Chaque matin, 250.000 sièges de voitures sont inoccupés sur les grands axes routiers autour de Luxembourg. Un constat qui oblige les pouvoir public à trouver des incitants au covoiturage. "L'application "Copilote" en est une première réponse, mais il faut que ceux qui vont dans cette direction y voient un réel intérêt plaide François Bausch, le ministre de la Mobilité.
Il constate que les réflexions en matière de trafic considèrent le nombre de véhicules alors qu'il faut envisager le nombre de personnes. "Chaque voiture avec trois passagers, c'est deux voitures en moins", calcule-t-il.
Aussi, dans le cadre du programme Modu 2.0, une étude a été lancée pour trouver des mesures en faveur du covoiturage, notamment avec l'aménagement de la bande d'arrêt d'urgence pour la réserver aux transport en commun et au covoiturage.

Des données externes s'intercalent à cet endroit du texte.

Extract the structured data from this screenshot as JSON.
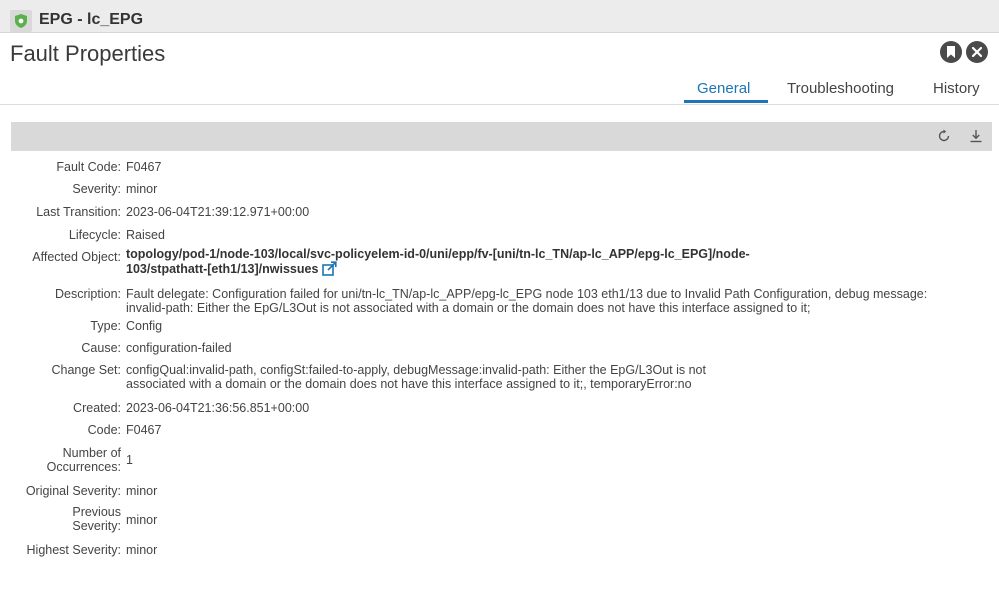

Les Belges sont en train de mettre ce système en place sur l'E411, dans la direction du Luxembourg et c'est le prolongement de cette autoroute, de l'autre côté de la frontière - A6 - qui sera le premier à être adapté au Grand-Duché: 6,5 km entre la frontière à Sterpenich et le Kirchberg.

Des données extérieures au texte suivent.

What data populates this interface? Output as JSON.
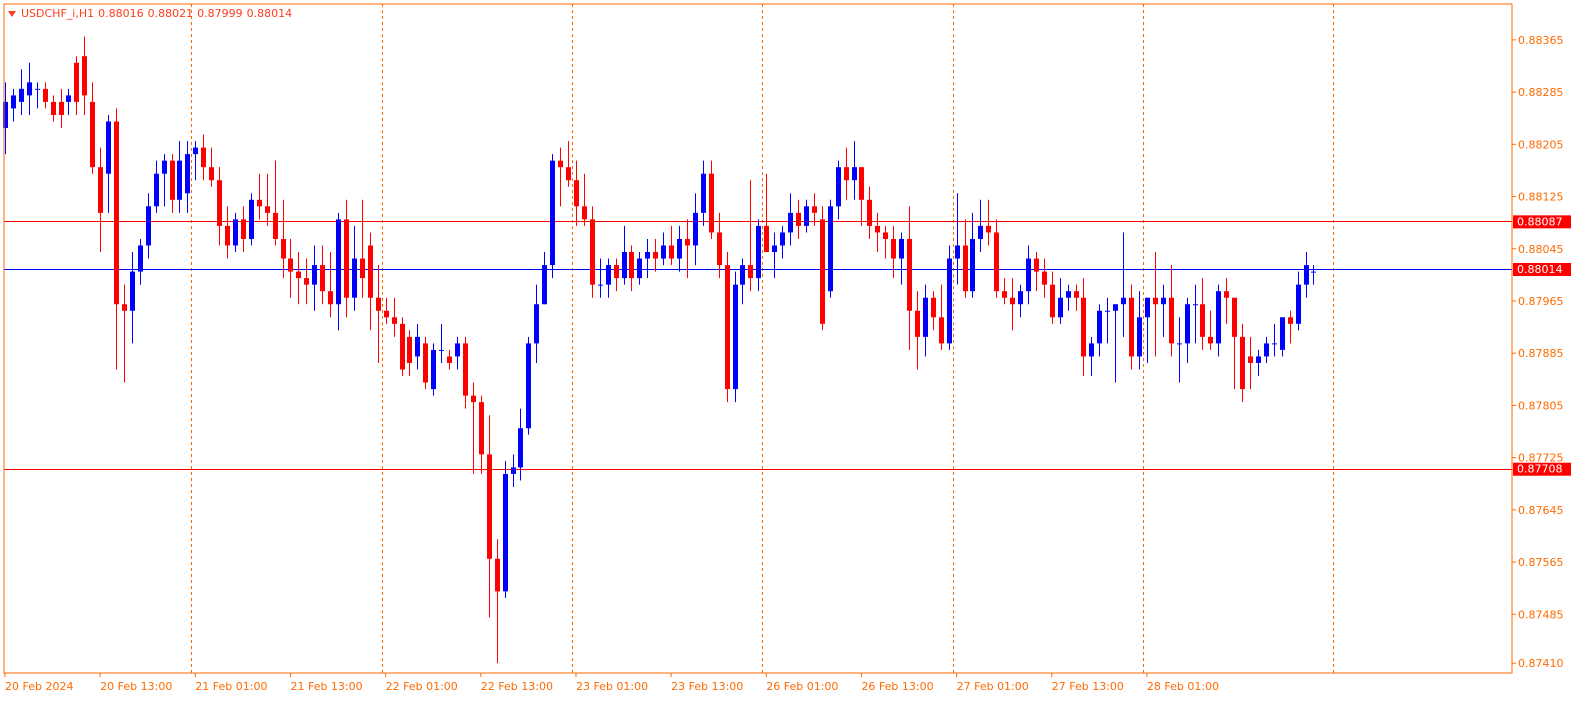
{
  "header": {
    "symbol": "USDCHF_i,H1",
    "open": "0.88016",
    "high": "0.88021",
    "low": "0.87999",
    "close": "0.88014"
  },
  "colors": {
    "axis": "#ff6a00",
    "frame": "#ff6a00",
    "grid": "#ff6a00",
    "bull": "#0000ff",
    "bear": "#ff0000",
    "hline": "#ff0000",
    "bid_line": "#0000ff",
    "label_text": "#ffffff"
  },
  "chart_data": {
    "type": "candlestick",
    "title": "USDCHF_i,H1",
    "ylim": [
      0.87395,
      0.8842
    ],
    "y_ticks": [
      "0.88365",
      "0.88285",
      "0.88205",
      "0.88125",
      "0.88045",
      "0.87965",
      "0.87885",
      "0.87805",
      "0.87725",
      "0.87645",
      "0.87565",
      "0.87485",
      "0.87410"
    ],
    "x_ticks": [
      {
        "index": 0,
        "label": "20 Feb 2024"
      },
      {
        "index": 12,
        "label": "20 Feb 13:00"
      },
      {
        "index": 24,
        "label": "21 Feb 01:00"
      },
      {
        "index": 36,
        "label": "21 Feb 13:00"
      },
      {
        "index": 48,
        "label": "22 Feb 01:00"
      },
      {
        "index": 60,
        "label": "22 Feb 13:00"
      },
      {
        "index": 72,
        "label": "23 Feb 01:00"
      },
      {
        "index": 84,
        "label": "23 Feb 13:00"
      },
      {
        "index": 96,
        "label": "26 Feb 01:00"
      },
      {
        "index": 108,
        "label": "26 Feb 13:00"
      },
      {
        "index": 120,
        "label": "27 Feb 01:00"
      },
      {
        "index": 132,
        "label": "27 Feb 13:00"
      },
      {
        "index": 144,
        "label": "28 Feb 01:00"
      }
    ],
    "separator_indices": [
      23.5,
      47.5,
      71.5,
      95.5,
      119.5,
      143.5,
      167.5
    ],
    "h_lines": [
      {
        "value": 0.88087,
        "label": "0.88087",
        "kind": "level"
      },
      {
        "value": 0.87708,
        "label": "0.87708",
        "kind": "level"
      }
    ],
    "bid": {
      "value": 0.88014,
      "label": "0.88014"
    },
    "candles": [
      {
        "o": 0.8823,
        "h": 0.883,
        "l": 0.8819,
        "c": 0.8827
      },
      {
        "o": 0.8826,
        "h": 0.8829,
        "l": 0.8824,
        "c": 0.8828
      },
      {
        "o": 0.8827,
        "h": 0.8832,
        "l": 0.8825,
        "c": 0.8829
      },
      {
        "o": 0.8828,
        "h": 0.8833,
        "l": 0.8825,
        "c": 0.883
      },
      {
        "o": 0.8829,
        "h": 0.883,
        "l": 0.8826,
        "c": 0.8829
      },
      {
        "o": 0.8829,
        "h": 0.883,
        "l": 0.8826,
        "c": 0.8827
      },
      {
        "o": 0.8827,
        "h": 0.8828,
        "l": 0.8824,
        "c": 0.8825
      },
      {
        "o": 0.8827,
        "h": 0.8829,
        "l": 0.8823,
        "c": 0.8825
      },
      {
        "o": 0.8827,
        "h": 0.8829,
        "l": 0.8825,
        "c": 0.8828
      },
      {
        "o": 0.8833,
        "h": 0.8834,
        "l": 0.8825,
        "c": 0.8827
      },
      {
        "o": 0.8834,
        "h": 0.8837,
        "l": 0.8825,
        "c": 0.8828
      },
      {
        "o": 0.8827,
        "h": 0.883,
        "l": 0.8816,
        "c": 0.8817
      },
      {
        "o": 0.8817,
        "h": 0.882,
        "l": 0.8804,
        "c": 0.881
      },
      {
        "o": 0.8816,
        "h": 0.8825,
        "l": 0.881,
        "c": 0.8824
      },
      {
        "o": 0.8824,
        "h": 0.8826,
        "l": 0.8786,
        "c": 0.8796
      },
      {
        "o": 0.8796,
        "h": 0.8799,
        "l": 0.8784,
        "c": 0.8795
      },
      {
        "o": 0.8795,
        "h": 0.8804,
        "l": 0.879,
        "c": 0.8801
      },
      {
        "o": 0.8801,
        "h": 0.8806,
        "l": 0.8799,
        "c": 0.8805
      },
      {
        "o": 0.8805,
        "h": 0.8813,
        "l": 0.8803,
        "c": 0.8811
      },
      {
        "o": 0.8811,
        "h": 0.8818,
        "l": 0.881,
        "c": 0.8816
      },
      {
        "o": 0.8816,
        "h": 0.8819,
        "l": 0.8811,
        "c": 0.8818
      },
      {
        "o": 0.8818,
        "h": 0.8819,
        "l": 0.881,
        "c": 0.8812
      },
      {
        "o": 0.8812,
        "h": 0.8821,
        "l": 0.881,
        "c": 0.8818
      },
      {
        "o": 0.8813,
        "h": 0.8821,
        "l": 0.881,
        "c": 0.8819
      },
      {
        "o": 0.8819,
        "h": 0.8821,
        "l": 0.8815,
        "c": 0.882
      },
      {
        "o": 0.882,
        "h": 0.8822,
        "l": 0.8815,
        "c": 0.8817
      },
      {
        "o": 0.8817,
        "h": 0.882,
        "l": 0.8814,
        "c": 0.8815
      },
      {
        "o": 0.8815,
        "h": 0.8817,
        "l": 0.8805,
        "c": 0.8808
      },
      {
        "o": 0.8808,
        "h": 0.8811,
        "l": 0.8803,
        "c": 0.8805
      },
      {
        "o": 0.8805,
        "h": 0.881,
        "l": 0.8804,
        "c": 0.8809
      },
      {
        "o": 0.8809,
        "h": 0.8811,
        "l": 0.8804,
        "c": 0.8806
      },
      {
        "o": 0.8806,
        "h": 0.8813,
        "l": 0.8805,
        "c": 0.8812
      },
      {
        "o": 0.8812,
        "h": 0.8816,
        "l": 0.8809,
        "c": 0.8811
      },
      {
        "o": 0.8811,
        "h": 0.8816,
        "l": 0.8808,
        "c": 0.881
      },
      {
        "o": 0.881,
        "h": 0.8818,
        "l": 0.8805,
        "c": 0.8806
      },
      {
        "o": 0.8806,
        "h": 0.8812,
        "l": 0.88,
        "c": 0.8803
      },
      {
        "o": 0.8803,
        "h": 0.8806,
        "l": 0.8797,
        "c": 0.8801
      },
      {
        "o": 0.8801,
        "h": 0.8804,
        "l": 0.8796,
        "c": 0.88
      },
      {
        "o": 0.88,
        "h": 0.8803,
        "l": 0.8796,
        "c": 0.8799
      },
      {
        "o": 0.8799,
        "h": 0.8805,
        "l": 0.8795,
        "c": 0.8802
      },
      {
        "o": 0.8802,
        "h": 0.8805,
        "l": 0.8796,
        "c": 0.8798
      },
      {
        "o": 0.8798,
        "h": 0.8804,
        "l": 0.8794,
        "c": 0.8796
      },
      {
        "o": 0.8796,
        "h": 0.881,
        "l": 0.8792,
        "c": 0.8809
      },
      {
        "o": 0.8809,
        "h": 0.8812,
        "l": 0.8794,
        "c": 0.8797
      },
      {
        "o": 0.8797,
        "h": 0.8808,
        "l": 0.8795,
        "c": 0.8803
      },
      {
        "o": 0.8803,
        "h": 0.8812,
        "l": 0.8797,
        "c": 0.88
      },
      {
        "o": 0.8805,
        "h": 0.8807,
        "l": 0.8792,
        "c": 0.8797
      },
      {
        "o": 0.8797,
        "h": 0.8802,
        "l": 0.8787,
        "c": 0.8795
      },
      {
        "o": 0.8795,
        "h": 0.8797,
        "l": 0.8793,
        "c": 0.8794
      },
      {
        "o": 0.8794,
        "h": 0.8797,
        "l": 0.8791,
        "c": 0.8793
      },
      {
        "o": 0.8793,
        "h": 0.8794,
        "l": 0.8785,
        "c": 0.8786
      },
      {
        "o": 0.8791,
        "h": 0.8792,
        "l": 0.8785,
        "c": 0.8787
      },
      {
        "o": 0.8788,
        "h": 0.8793,
        "l": 0.8786,
        "c": 0.8791
      },
      {
        "o": 0.879,
        "h": 0.8791,
        "l": 0.8783,
        "c": 0.8784
      },
      {
        "o": 0.8783,
        "h": 0.879,
        "l": 0.8782,
        "c": 0.8789
      },
      {
        "o": 0.8789,
        "h": 0.8793,
        "l": 0.8787,
        "c": 0.8789
      },
      {
        "o": 0.8788,
        "h": 0.8789,
        "l": 0.8786,
        "c": 0.8787
      },
      {
        "o": 0.8788,
        "h": 0.8791,
        "l": 0.8786,
        "c": 0.879
      },
      {
        "o": 0.879,
        "h": 0.8791,
        "l": 0.878,
        "c": 0.8782
      },
      {
        "o": 0.8782,
        "h": 0.8784,
        "l": 0.877,
        "c": 0.8781
      },
      {
        "o": 0.8781,
        "h": 0.8782,
        "l": 0.877,
        "c": 0.8773
      },
      {
        "o": 0.8773,
        "h": 0.8779,
        "l": 0.8748,
        "c": 0.8757
      },
      {
        "o": 0.8757,
        "h": 0.876,
        "l": 0.8741,
        "c": 0.8752
      },
      {
        "o": 0.8752,
        "h": 0.8772,
        "l": 0.8751,
        "c": 0.877
      },
      {
        "o": 0.877,
        "h": 0.8773,
        "l": 0.8768,
        "c": 0.8771
      },
      {
        "o": 0.8771,
        "h": 0.878,
        "l": 0.8769,
        "c": 0.8777
      },
      {
        "o": 0.8777,
        "h": 0.8791,
        "l": 0.8776,
        "c": 0.879
      },
      {
        "o": 0.879,
        "h": 0.8799,
        "l": 0.8787,
        "c": 0.8796
      },
      {
        "o": 0.8796,
        "h": 0.8804,
        "l": 0.8796,
        "c": 0.8802
      },
      {
        "o": 0.8802,
        "h": 0.8819,
        "l": 0.88,
        "c": 0.8818
      },
      {
        "o": 0.8818,
        "h": 0.882,
        "l": 0.8811,
        "c": 0.8817
      },
      {
        "o": 0.8817,
        "h": 0.8821,
        "l": 0.8814,
        "c": 0.8815
      },
      {
        "o": 0.8815,
        "h": 0.8818,
        "l": 0.8808,
        "c": 0.8811
      },
      {
        "o": 0.8811,
        "h": 0.8816,
        "l": 0.8808,
        "c": 0.8809
      },
      {
        "o": 0.8809,
        "h": 0.8811,
        "l": 0.8797,
        "c": 0.8799
      },
      {
        "o": 0.8799,
        "h": 0.8803,
        "l": 0.8797,
        "c": 0.8799
      },
      {
        "o": 0.8799,
        "h": 0.8803,
        "l": 0.8797,
        "c": 0.8802
      },
      {
        "o": 0.8802,
        "h": 0.8803,
        "l": 0.8798,
        "c": 0.88
      },
      {
        "o": 0.88,
        "h": 0.8808,
        "l": 0.8799,
        "c": 0.8804
      },
      {
        "o": 0.8804,
        "h": 0.8805,
        "l": 0.8798,
        "c": 0.88
      },
      {
        "o": 0.88,
        "h": 0.8804,
        "l": 0.8799,
        "c": 0.8803
      },
      {
        "o": 0.8803,
        "h": 0.8806,
        "l": 0.88,
        "c": 0.8804
      },
      {
        "o": 0.8804,
        "h": 0.8806,
        "l": 0.8801,
        "c": 0.8803
      },
      {
        "o": 0.8803,
        "h": 0.8807,
        "l": 0.8802,
        "c": 0.8805
      },
      {
        "o": 0.8805,
        "h": 0.8808,
        "l": 0.8802,
        "c": 0.8803
      },
      {
        "o": 0.8803,
        "h": 0.8808,
        "l": 0.8801,
        "c": 0.8806
      },
      {
        "o": 0.8806,
        "h": 0.8809,
        "l": 0.88,
        "c": 0.8805
      },
      {
        "o": 0.8805,
        "h": 0.8813,
        "l": 0.8802,
        "c": 0.881
      },
      {
        "o": 0.881,
        "h": 0.8818,
        "l": 0.8808,
        "c": 0.8816
      },
      {
        "o": 0.8816,
        "h": 0.8818,
        "l": 0.8806,
        "c": 0.8807
      },
      {
        "o": 0.8807,
        "h": 0.881,
        "l": 0.88,
        "c": 0.8802
      },
      {
        "o": 0.8802,
        "h": 0.8804,
        "l": 0.8781,
        "c": 0.8783
      },
      {
        "o": 0.8783,
        "h": 0.8801,
        "l": 0.8781,
        "c": 0.8799
      },
      {
        "o": 0.8799,
        "h": 0.8803,
        "l": 0.8796,
        "c": 0.8802
      },
      {
        "o": 0.8802,
        "h": 0.8815,
        "l": 0.8798,
        "c": 0.88
      },
      {
        "o": 0.88,
        "h": 0.8809,
        "l": 0.8798,
        "c": 0.8808
      },
      {
        "o": 0.8808,
        "h": 0.8816,
        "l": 0.8804,
        "c": 0.8804
      },
      {
        "o": 0.8804,
        "h": 0.8807,
        "l": 0.88,
        "c": 0.8805
      },
      {
        "o": 0.8805,
        "h": 0.8808,
        "l": 0.8803,
        "c": 0.8807
      },
      {
        "o": 0.8807,
        "h": 0.8813,
        "l": 0.8805,
        "c": 0.881
      },
      {
        "o": 0.881,
        "h": 0.8812,
        "l": 0.8806,
        "c": 0.8808
      },
      {
        "o": 0.8808,
        "h": 0.8812,
        "l": 0.8807,
        "c": 0.8811
      },
      {
        "o": 0.8811,
        "h": 0.8813,
        "l": 0.8808,
        "c": 0.881
      },
      {
        "o": 0.8809,
        "h": 0.8811,
        "l": 0.8792,
        "c": 0.8793
      },
      {
        "o": 0.8798,
        "h": 0.8812,
        "l": 0.8797,
        "c": 0.8811
      },
      {
        "o": 0.8811,
        "h": 0.8818,
        "l": 0.8809,
        "c": 0.8817
      },
      {
        "o": 0.8817,
        "h": 0.882,
        "l": 0.8812,
        "c": 0.8815
      },
      {
        "o": 0.8815,
        "h": 0.8821,
        "l": 0.8812,
        "c": 0.8817
      },
      {
        "o": 0.8817,
        "h": 0.8817,
        "l": 0.8808,
        "c": 0.8812
      },
      {
        "o": 0.8812,
        "h": 0.8814,
        "l": 0.8806,
        "c": 0.8808
      },
      {
        "o": 0.8808,
        "h": 0.881,
        "l": 0.8804,
        "c": 0.8807
      },
      {
        "o": 0.8807,
        "h": 0.8808,
        "l": 0.8803,
        "c": 0.8806
      },
      {
        "o": 0.8806,
        "h": 0.8808,
        "l": 0.88,
        "c": 0.8803
      },
      {
        "o": 0.8803,
        "h": 0.8807,
        "l": 0.8799,
        "c": 0.8806
      },
      {
        "o": 0.8806,
        "h": 0.8811,
        "l": 0.8789,
        "c": 0.8795
      },
      {
        "o": 0.8795,
        "h": 0.8798,
        "l": 0.8786,
        "c": 0.8791
      },
      {
        "o": 0.8791,
        "h": 0.8799,
        "l": 0.8788,
        "c": 0.8797
      },
      {
        "o": 0.8797,
        "h": 0.8798,
        "l": 0.8792,
        "c": 0.8794
      },
      {
        "o": 0.8794,
        "h": 0.8799,
        "l": 0.8789,
        "c": 0.879
      },
      {
        "o": 0.879,
        "h": 0.8805,
        "l": 0.8789,
        "c": 0.8803
      },
      {
        "o": 0.8803,
        "h": 0.8813,
        "l": 0.8799,
        "c": 0.8805
      },
      {
        "o": 0.8805,
        "h": 0.8809,
        "l": 0.8797,
        "c": 0.8798
      },
      {
        "o": 0.8798,
        "h": 0.881,
        "l": 0.8797,
        "c": 0.8806
      },
      {
        "o": 0.8806,
        "h": 0.8812,
        "l": 0.8804,
        "c": 0.8808
      },
      {
        "o": 0.8808,
        "h": 0.8812,
        "l": 0.8805,
        "c": 0.8807
      },
      {
        "o": 0.8807,
        "h": 0.8809,
        "l": 0.8797,
        "c": 0.8798
      },
      {
        "o": 0.8798,
        "h": 0.88,
        "l": 0.8796,
        "c": 0.8797
      },
      {
        "o": 0.8797,
        "h": 0.88,
        "l": 0.8792,
        "c": 0.8796
      },
      {
        "o": 0.8796,
        "h": 0.8799,
        "l": 0.8794,
        "c": 0.8798
      },
      {
        "o": 0.8798,
        "h": 0.8805,
        "l": 0.8796,
        "c": 0.8803
      },
      {
        "o": 0.8803,
        "h": 0.8804,
        "l": 0.8798,
        "c": 0.8801
      },
      {
        "o": 0.8801,
        "h": 0.8803,
        "l": 0.8797,
        "c": 0.8799
      },
      {
        "o": 0.8799,
        "h": 0.8801,
        "l": 0.8793,
        "c": 0.8794
      },
      {
        "o": 0.8794,
        "h": 0.88,
        "l": 0.8793,
        "c": 0.8797
      },
      {
        "o": 0.8797,
        "h": 0.8799,
        "l": 0.8795,
        "c": 0.8798
      },
      {
        "o": 0.8798,
        "h": 0.8799,
        "l": 0.8795,
        "c": 0.8797
      },
      {
        "o": 0.8797,
        "h": 0.88,
        "l": 0.8785,
        "c": 0.8788
      },
      {
        "o": 0.8788,
        "h": 0.8791,
        "l": 0.8785,
        "c": 0.879
      },
      {
        "o": 0.879,
        "h": 0.8796,
        "l": 0.8788,
        "c": 0.8795
      },
      {
        "o": 0.8795,
        "h": 0.8797,
        "l": 0.879,
        "c": 0.8795
      },
      {
        "o": 0.8795,
        "h": 0.8796,
        "l": 0.8784,
        "c": 0.8796
      },
      {
        "o": 0.8796,
        "h": 0.8807,
        "l": 0.8791,
        "c": 0.8797
      },
      {
        "o": 0.8797,
        "h": 0.8799,
        "l": 0.8786,
        "c": 0.8788
      },
      {
        "o": 0.8788,
        "h": 0.8798,
        "l": 0.8786,
        "c": 0.8794
      },
      {
        "o": 0.8794,
        "h": 0.8797,
        "l": 0.8787,
        "c": 0.8797
      },
      {
        "o": 0.8797,
        "h": 0.8804,
        "l": 0.8788,
        "c": 0.8796
      },
      {
        "o": 0.8796,
        "h": 0.8799,
        "l": 0.8791,
        "c": 0.8797
      },
      {
        "o": 0.8797,
        "h": 0.8802,
        "l": 0.8788,
        "c": 0.879
      },
      {
        "o": 0.879,
        "h": 0.8794,
        "l": 0.8784,
        "c": 0.879
      },
      {
        "o": 0.879,
        "h": 0.8797,
        "l": 0.8787,
        "c": 0.8796
      },
      {
        "o": 0.8796,
        "h": 0.8799,
        "l": 0.879,
        "c": 0.8796
      },
      {
        "o": 0.8796,
        "h": 0.88,
        "l": 0.8789,
        "c": 0.8791
      },
      {
        "o": 0.8791,
        "h": 0.8795,
        "l": 0.8789,
        "c": 0.879
      },
      {
        "o": 0.879,
        "h": 0.8799,
        "l": 0.8788,
        "c": 0.8798
      },
      {
        "o": 0.8798,
        "h": 0.88,
        "l": 0.8793,
        "c": 0.8797
      },
      {
        "o": 0.8797,
        "h": 0.8797,
        "l": 0.8783,
        "c": 0.8791
      },
      {
        "o": 0.8791,
        "h": 0.8793,
        "l": 0.8781,
        "c": 0.8783
      },
      {
        "o": 0.8788,
        "h": 0.8791,
        "l": 0.8783,
        "c": 0.8787
      },
      {
        "o": 0.8787,
        "h": 0.8789,
        "l": 0.8785,
        "c": 0.8788
      },
      {
        "o": 0.8788,
        "h": 0.8791,
        "l": 0.8787,
        "c": 0.879
      },
      {
        "o": 0.879,
        "h": 0.8793,
        "l": 0.8788,
        "c": 0.879
      },
      {
        "o": 0.8789,
        "h": 0.8794,
        "l": 0.8788,
        "c": 0.8794
      },
      {
        "o": 0.8794,
        "h": 0.8795,
        "l": 0.879,
        "c": 0.8793
      },
      {
        "o": 0.8793,
        "h": 0.8801,
        "l": 0.8792,
        "c": 0.8799
      },
      {
        "o": 0.8799,
        "h": 0.8804,
        "l": 0.8797,
        "c": 0.8802
      },
      {
        "o": 0.8801,
        "h": 0.8802,
        "l": 0.8799,
        "c": 0.8801
      }
    ]
  }
}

Il s'agira d'élargir la bande actuelle, qui mesure actuellement entre 1,5 m et 2,5 m pour passer à 3,5m, de mettre en place des refuges pour les voitures en panne (neuf sont prévus sur le premier tronçon, donc tous les 500 à 1000 m) et des panneaux pour réguler le trafic.
Un des problèmes principaux se situe aux échangeurs qui ponctuent le trajet où la vitesse de la voie de covoiturage doit être adaptée.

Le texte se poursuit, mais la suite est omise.